Richard Eskow: That’s a great phrase. And when you mention Frederick Taylor and Taylorism, what came to mind for me was that this goes all the way back to the Industrial Revolution. The art and social critic John Ruskin, writing in that era, said, “You can either make a tool of the creature, or you can make a man of him. You cannot do both.”
In a sense, that’s been the labor struggle ever since: they keep trying to make tools out of us creatures, while our instinct is to become fully human. Does that resonate with you as a cultural historian, Lynn?
Lynn Parramore: Yes, absolutely. And thinking about Ruskin, one of the lines that means the most to me is this: “The only wealth is life.” That seems especially essential right now, because AI is not alive. We are. And beyond all the uncertainties Alyssa described, there’s a deeper one: uncertainty about the self, about our value and relevance as human beings.

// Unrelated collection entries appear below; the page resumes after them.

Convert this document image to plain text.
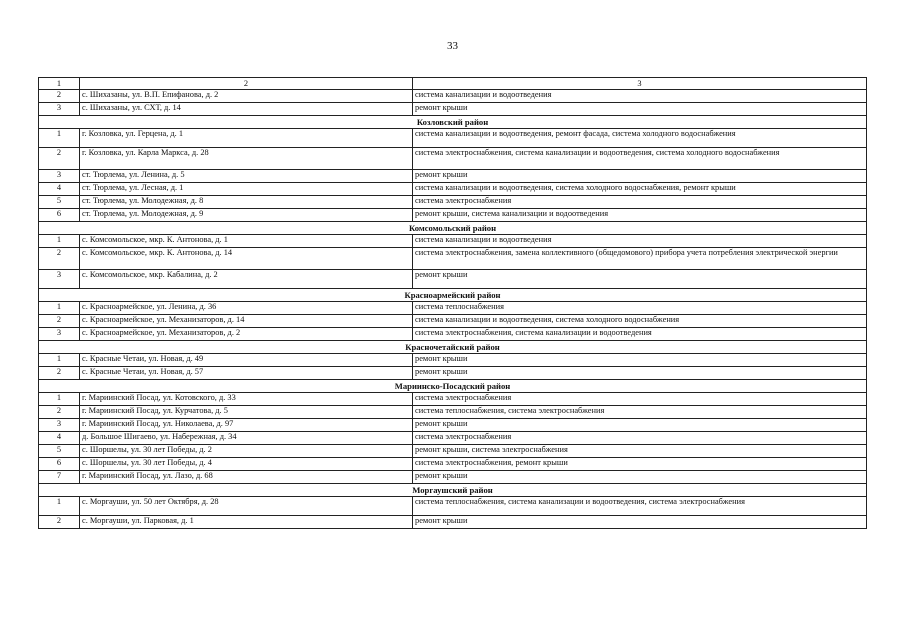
33
1	2	3
2	с. Шихазаны, ул. В.П. Епифанова, д. 2	система канализации и водоотведения
3	с. Шихазаны, ул. СХТ, д. 14	ремонт крыши
Козловский район		
1	г. Козловка, ул. Герцена, д. 1	система канализации и водоотведения, ремонт фасада, система холодного водоснабжения
2	г. Козловка, ул. Карла Маркса, д. 28	система электроснабжения, система канализации и водоотведения, система холодного водоснабжения
3	ст. Тюрлема, ул. Ленина, д. 5	ремонт крыши
4	ст. Тюрлема, ул. Лесная, д. 1	система канализации и водоотведения, система холодного водоснабжения, ремонт крыши
5	ст. Тюрлема, ул. Молодежная, д. 8	система электроснабжения
6	ст. Тюрлема, ул. Молодежная, д. 9	ремонт крыши, система канализации и водоотведения
Комсомольский район		
1	с. Комсомольское, мкр. К. Антонова, д. 1	система канализации и водоотведения
2	с. Комсомольское, мкр. К. Антонова, д. 14	система электроснабжения, замена коллективного (общедомового) прибора учета потребления электрической энергии
3	с. Комсомольское, мкр. Кабалина, д. 2	ремонт крыши
Красноармейский район		
1	с. Красноармейское, ул. Ленина, д. 36	система теплоснабжения
2	с. Красноармейское, ул. Механизаторов, д. 14	система канализации и водоотведения, система холодного водоснабжения
3	с. Красноармейское, ул. Механизаторов, д. 2	система электроснабжения, система канализации и водоотведения
Красночетайский район		
1	с. Красные Четаи, ул. Новая, д. 49	ремонт крыши
2	с. Красные Четаи, ул. Новая, д. 57	ремонт крыши
Мариинско-Посадский район		
1	г. Мариинский Посад, ул. Котовского, д. 33	система электроснабжения
2	г. Мариинский Посад, ул. Курчатова, д. 5	система теплоснабжения, система электроснабжения
3	г. Мариинский Посад, ул. Николаева, д. 97	ремонт крыши
4	д. Большое Шигаево, ул. Набережная, д. 34	система электроснабжения
5	с. Шоршелы, ул. 30 лет Победы, д. 2	ремонт крыши, система электроснабжения
6	с. Шоршелы, ул. 30 лет Победы, д. 4	система электроснабжения, ремонт крыши
7	г. Мариинский Посад, ул. Лазо, д. 68	ремонт крыши
Моргаушский район		
1	с. Моргауши, ул. 50 лет Октября, д. 28	система теплоснабжения, система канализации и водоотведения, система электроснабжения
2	с. Моргауши, ул. Парковая, д. 1	ремонт крыши
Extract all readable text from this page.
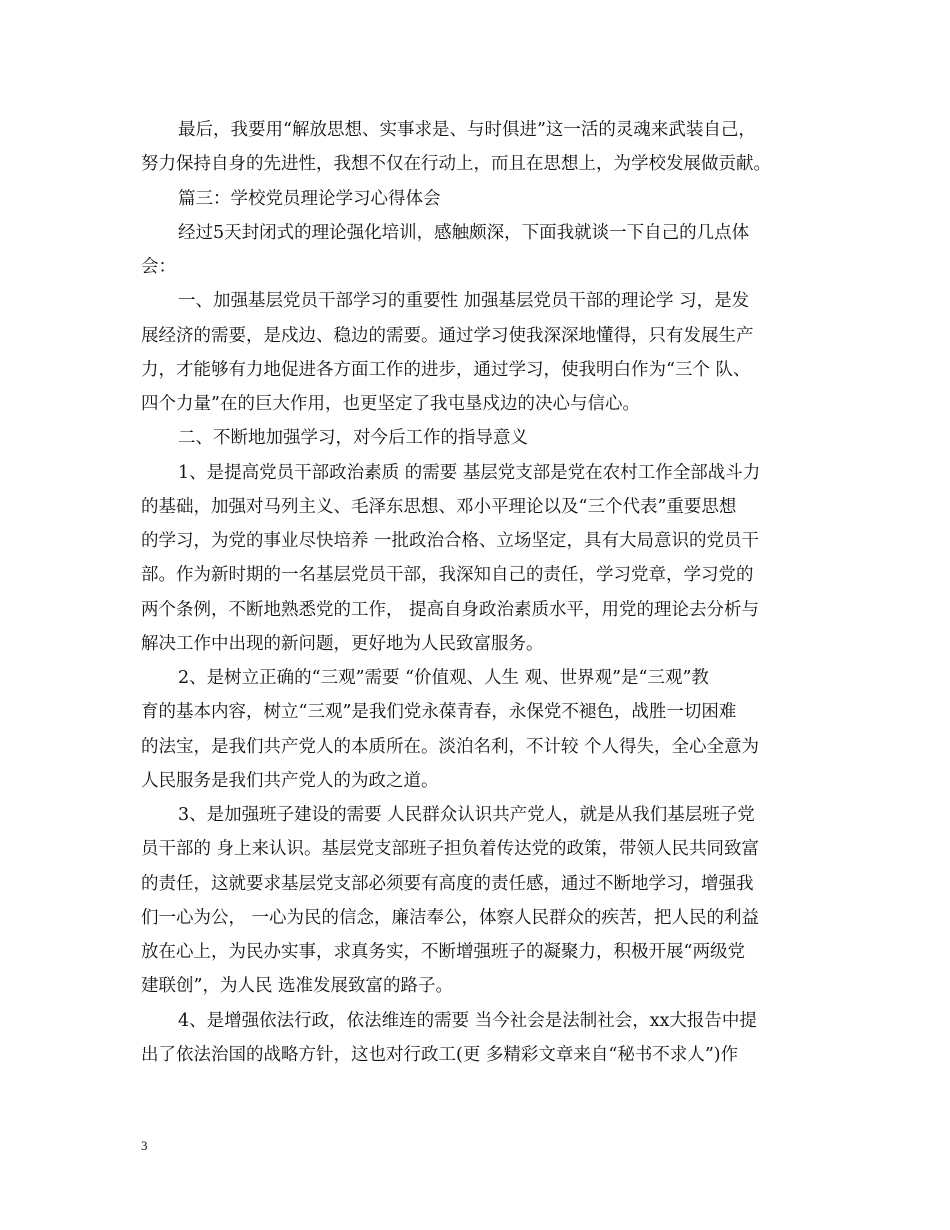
最后，我要用“解放思想、实事求是、与时俱进”这一活的灵魂来武装自己，
努力保持自身的先进性，我想不仅在行动上，而且在思想上，为学校发展做贡献。
篇三：学校党员理论学习心得体会
经过5天封闭式的理论强化培训，感触颇深，下面我就谈一下自己的几点体
会：
一、加强基层党员干部学习的重要性 加强基层党员干部的理论学 习，是发
展经济的需要，是戍边、稳边的需要。通过学习使我深深地懂得，只有发展生产
力，才能够有力地促进各方面工作的进步，通过学习，使我明白作为“三个 队、
四个力量”在的巨大作用，也更坚定了我屯垦戍边的决心与信心。
二、不断地加强学习，对今后工作的指导意义
1、是提高党员干部政治素质 的需要 基层党支部是党在农村工作全部战斗力
的基础，加强对马列主义、毛泽东思想、邓小平理论以及“三个代表”重要思想
的学习，为党的事业尽快培养 一批政治合格、立场坚定，具有大局意识的党员干
部。作为新时期的一名基层党员干部，我深知自己的责任，学习党章，学习党的
两个条例，不断地熟悉党的工作， 提高自身政治素质水平，用党的理论去分析与
解决工作中出现的新问题，更好地为人民致富服务。
2、是树立正确的“三观”需要 “价值观、人生 观、世界观”是“三观”教
育的基本内容，树立“三观”是我们党永葆青春，永保党不褪色，战胜一切困难
的法宝，是我们共产党人的本质所在。淡泊名利，不计较 个人得失，全心全意为
人民服务是我们共产党人的为政之道。
3、是加强班子建设的需要 人民群众认识共产党人，就是从我们基层班子党
员干部的 身上来认识。基层党支部班子担负着传达党的政策，带领人民共同致富
的责任，这就要求基层党支部必须要有高度的责任感，通过不断地学习，增强我
们一心为公， 一心为民的信念，廉洁奉公，体察人民群众的疾苦，把人民的利益
放在心上，为民办实事，求真务实，不断增强班子的凝聚力，积极开展“两级党
建联创”，为人民 选准发展致富的路子。
4、是增强依法行政，依法维连的需要 当今社会是法制社会，xx大报告中提
出了依法治国的战略方针，这也对行政工(更 多精彩文章来自“秘书不求人”)作
3
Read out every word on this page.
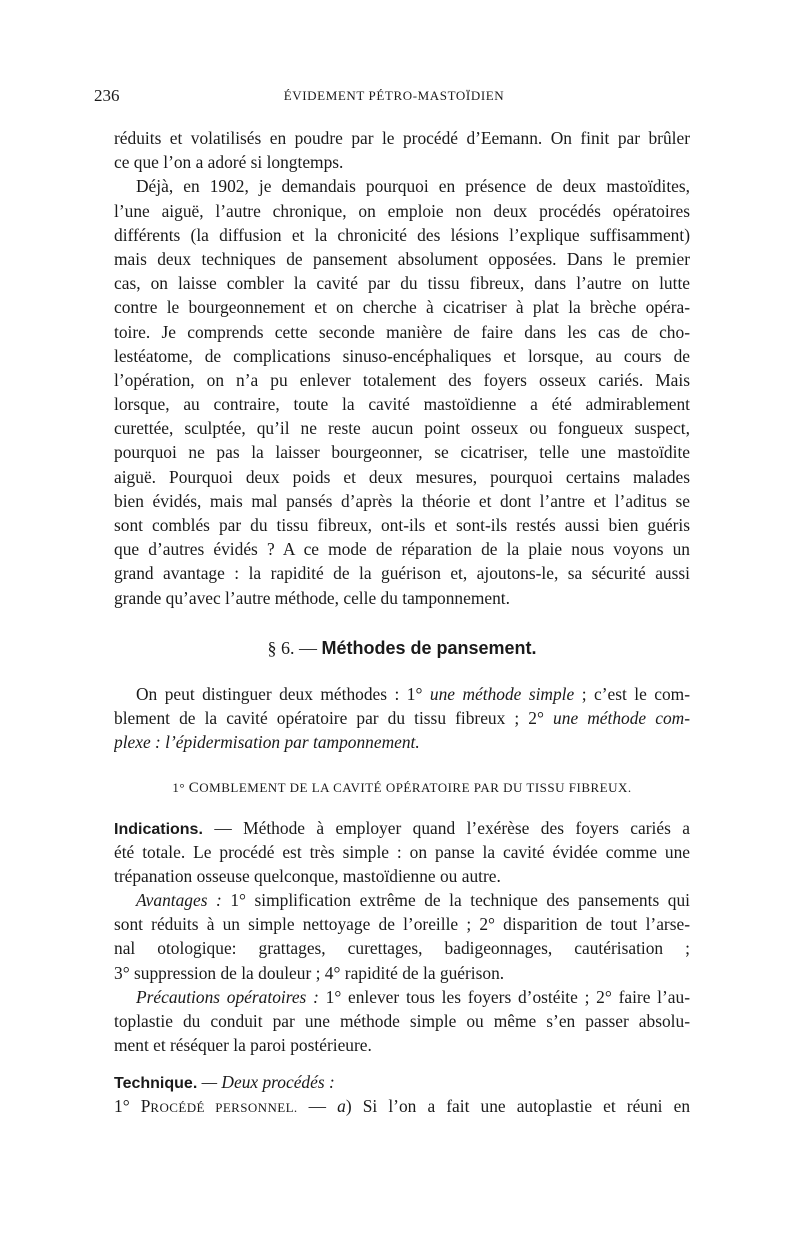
236	ÉVIDEMENT PÉTRO-MASTOÏDIEN
réduits et volatilisés en poudre par le procédé d’Eemann. On finit par brûler
ce que l’on a adoré si longtemps.
Déjà, en 1902, je demandais pourquoi en présence de deux mastoïdites,
l’une aiguë, l’autre chronique, on emploie non deux procédés opératoires
différents (la diffusion et la chronicité des lésions l’explique suffisamment)
mais deux techniques de pansement absolument opposées. Dans le premier
cas, on laisse combler la cavité par du tissu fibreux, dans l’autre on lutte
contre le bourgeonnement et on cherche à cicatriser à plat la brèche opéra-
toire. Je comprends cette seconde manière de faire dans les cas de cho-
lestéatome, de complications sinuso-encéphaliques et lorsque, au cours de
l’opération, on n’a pu enlever totalement des foyers osseux cariés. Mais
lorsque, au contraire, toute la cavité mastoïdienne a été admirablement
curettée, sculptée, qu’il ne reste aucun point osseux ou fongueux suspect,
pourquoi ne pas la laisser bourgeonner, se cicatriser, telle une mastoïdite
aiguë. Pourquoi deux poids et deux mesures, pourquoi certains malades
bien évidés, mais mal pansés d’après la théorie et dont l’antre et l’aditus se
sont comblés par du tissu fibreux, ont-ils et sont-ils restés aussi bien guéris
que d’autres évidés ? A ce mode de réparation de la plaie nous voyons un
grand avantage : la rapidité de la guérison et, ajoutons-le, sa sécurité aussi
grande qu’avec l’autre méthode, celle du tamponnement.
§ 6. — Méthodes de pansement.
On peut distinguer deux méthodes : 1° une méthode simple ; c’est le com-
blement de la cavité opératoire par du tissu fibreux ; 2° une méthode com-
plexe : l’épidermisation par tamponnement.
1° COMBLEMENT DE LA CAVITÉ OPÉRATOIRE PAR DU TISSU FIBREUX.
Indications. — Méthode à employer quand l’exérèse des foyers cariés a
été totale. Le procédé est très simple : on panse la cavité évidée comme une
trépanation osseuse quelconque, mastoïdienne ou autre.
Avantages : 1° simplification extrême de la technique des pansements qui
sont réduits à un simple nettoyage de l’oreille ; 2° disparition de tout l’arse-
nal otologique: grattages, curettages, badigeonnages, cautérisation ;
3° suppression de la douleur ; 4° rapidité de la guérison.
Précautions opératoires : 1° enlever tous les foyers d’ostéite ; 2° faire l’au-
toplastie du conduit par une méthode simple ou même s’en passer absolu-
ment et réséquer la paroi postérieure.
Technique. — Deux procédés :
1° PROCÉDÉ PERSONNEL. — a) Si l’on a fait une autoplastie et réuni en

I think going back to thinkers like Ruskin is so important right now, to reground us in the sense that we are not replaceable by machines—and that we should be their masters, not their tools.
Taylorism had been creeping into white collar work for decades, going back to the 1940s, when typists had their keystrokes counted. But it has really ramped up now. I think that, for the first time, white collar workers are collectively thinking, “Not only might I lose my job, but what is going to happen to the quality of my job? I used to pride myself on the knowledge I’d accumulated through years of study and experience. And now I’m suddenly being told that knowledge is worth very little.”
As Alyssa said, we need to step back and recognize that this message is, in many ways, meant to discipline us. The AI hype is also, of course, a story companies tell to attract investment, because they’ve spent enormous amounts of money building these programs. So there’s a lot going on, and it’s genuinely hard for workers to figure out what to do, what to think, or how to chart a path forward. All of that uncertainty can be paralyzing.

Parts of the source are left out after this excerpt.